05.12.2012  20:33

Accordo fra Regione e Poste Italiane, ma in Valdarno si salva solo un ufficio su sei. Per gli altri cinque si pensa a servizi sostitutivi

di Glenda Venturini
Confermate le chiusure degli uffici postali di Moncioni a Montevarchi; Montegonzi a Cavriglia; Pietraviva a Bucine; San Donato in Collina a Rignano. Rimane anche la riduzione d'orario per Campogialli, a Terranuova.

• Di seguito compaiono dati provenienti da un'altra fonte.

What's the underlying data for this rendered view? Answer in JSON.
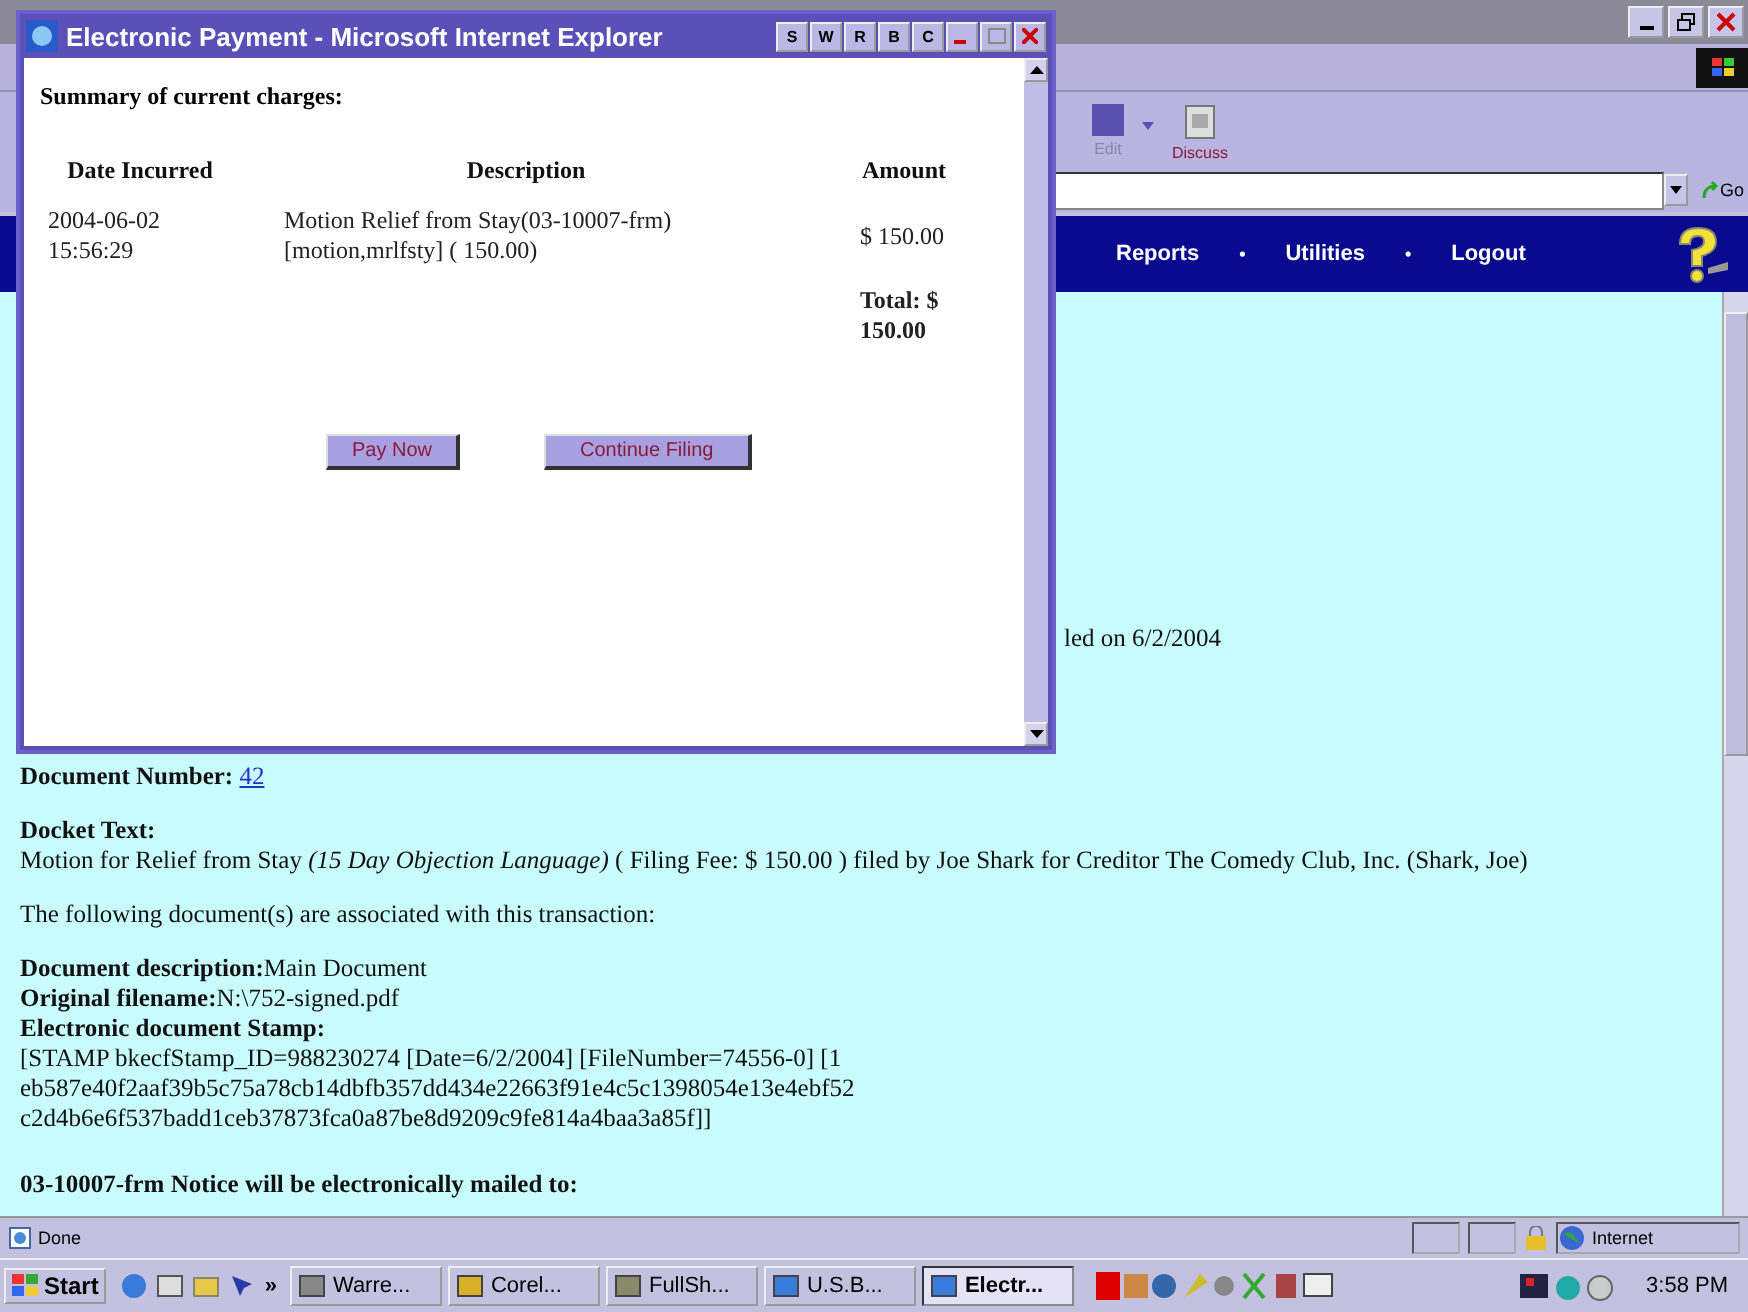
{
  "toolbar": {
    "buttons": [
      {
        "label": "Edit",
        "disabled": true
      },
      {
        "label": "Discuss",
        "disabled": false
      }
    ],
    "go": "Go"
  },
  "nav": {
    "items": [
      "Reports",
      "Utilities",
      "Logout"
    ],
    "separator": "•"
  },
  "content": {
    "filed_fragment": "led on 6/2/2004",
    "document_number": {
      "label": "Document Number:",
      "link": "42"
    },
    "docket_label": "Docket Text:",
    "docket_text": "Motion for Relief from Stay *(15 Day Objection Language)* ( Filing Fee: $ 150.00 ) filed by Joe Shark for Creditor The Comedy Club, Inc. (Shark, Joe)",
    "associated": "The following document(s) are associated with this transaction:",
    "fields": [
      {
        "label": "Document description:",
        "value": "Main Document"
      },
      {
        "label": "Original filename:",
        "value": "N:\\752-signed.pdf"
      }
    ],
    "stamp_label": "Electronic document Stamp:",
    "stamp_lines": [
      "[STAMP bkecfStamp_ID=988230274 [Date=6/2/2004] [FileNumber=74556-0] [1",
      "eb587e40f2aaf39b5c75a78cb14dbfb357dd434e22663f91e4c5c1398054e13e4ebf52",
      "c2d4b6e6f537badd1ceb37873fca0a87be8d9209c9fe814a4baa3a85f]]"
    ],
    "notice": "03-10007-frm Notice will be electronically mailed to:"
  },
  "status_bar": {
    "text": "Done",
    "zone": "Internet"
  },
  "taskbar": {
    "start": "Start",
    "chevron": "»",
    "tasks": [
      {
        "label": "Warre...",
        "selected": false
      },
      {
        "label": "Corel...",
        "selected": false
      },
      {
        "label": "FullSh...",
        "selected": false
      },
      {
        "label": "U.S.B...",
        "selected": false
      },
      {
        "label": "Electr...",
        "selected": true
      }
    ],
    "clock": "3:58 PM"
  },
  "popup": {
    "title": "Electronic Payment - Microsoft Internet Explorer",
    "title_buttons": [
      "S",
      "W",
      "R",
      "B",
      "C"
    ],
    "heading": "Summary of current charges:",
    "columns": [
      "Date Incurred",
      "Description",
      "Amount"
    ],
    "rows": [
      {
        "date": "2004-06-02 15:56:29",
        "description": "Motion Relief from Stay(03-10007-frm) [motion,mrlfsty] ( 150.00)",
        "amount": "$ 150.00"
      }
    ],
    "total": "Total: $ 150.00",
    "buttons": [
      "Pay Now",
      "Continue Filing"
    ]
  }
}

A salvarsi dal piano di tagli di Poste Italiane è solo uno dei due uffici di Donnini e Vallombrosa a Reggello (ma la Regione non chiarisce quale)


L'accordo fra Regione Toscana e Poste Italiane è di oggi: gli uffici destinati alla chiusura passano dai 172 previsti a soltanto 74. Ma il Valdarno non ci guadagna molto: sono state infatti confermate 5 chiusure sulle 6 previste dall'azienda, e anche la riduzione d'orario per l'ufficio di Campogialli. Si salva soltanto un ufficio tra i due del comune di Reggello che erano finiti nella lista nera, cioè Donnini e Vallombrosa. Ma la Regione non specifica quale dei due rimarrà, anche se per bacino d'utenza è forse più probabile che a chiudere sia quello di Vallombrosa.

Comune Piano iniziale Nuova organizzazione dopo l’accordo
  Chiusura Riduzione d’orario Chiusura Riduzione d’orario
Bucine (Pietraviva) 1   1  
Cavriglia (Montegonzi) 1   1  
Montevarchi (Moncioni) 1   1  
Terranuova (Campogialli)   1   1
Reggello (Donnini e Vallombrosa) 2   1  
Rignano (San Donato in Collina) 1   1  

Dovranno dunque fare a meno del piccolo ufficio postale vicino casa i residenti di frazioni come Pietraviva, Montegonzi o San Donato in Collina, con gli inevitabili disagi che questo comporterà, specialmente per i residenti più anziani o senza mezzi a disposizione. Senza contare che i tagli al trasporto pubblico locale non rendono le cose più semplici. Le chiusure sono previste entro il 1 gennaio 2013, quindi nel giro di un mese.

Nell'accordo firmato oggi, però, la Regione ha pensato di inserire servizi sostitutivi al posto degli uffici postali soppressi. Saranno gestiti da enti pubblici, e potranno sopperire in parte alla mancanza delle Poste. "Al posto dei 74 uffici postali che entro la fine dell’anno Poste ha confermato di voler chiudere - spiega la nota ufficiale - arriverà da marzo 'Ecco Fatto', un servizio sostitutivo gestito, in accordo tra Regione e Comuni, utilizzando i ragazzi del servizio civile, il mondo del volontariato e gli uffici comunali". 

Il punto, dotato di computer e collegamenti internet con banda larga, potrebbe nascere nei locali finora occupati dall’ufficio postale oppure presso un’associazione di volontariato, la Pro Loco o un circolo. Con Poste si stanno definendo i servizi che potranno essere offerti, finanziari e postali, dalla spedizione di un pacco alle raccomandate ad esempio. Lo sportello funzionerà un po’ come un anello di congiunzione. Inoltre offrirà anche servizi regionali e comunali, a seconda delle esigenze della singola comunità.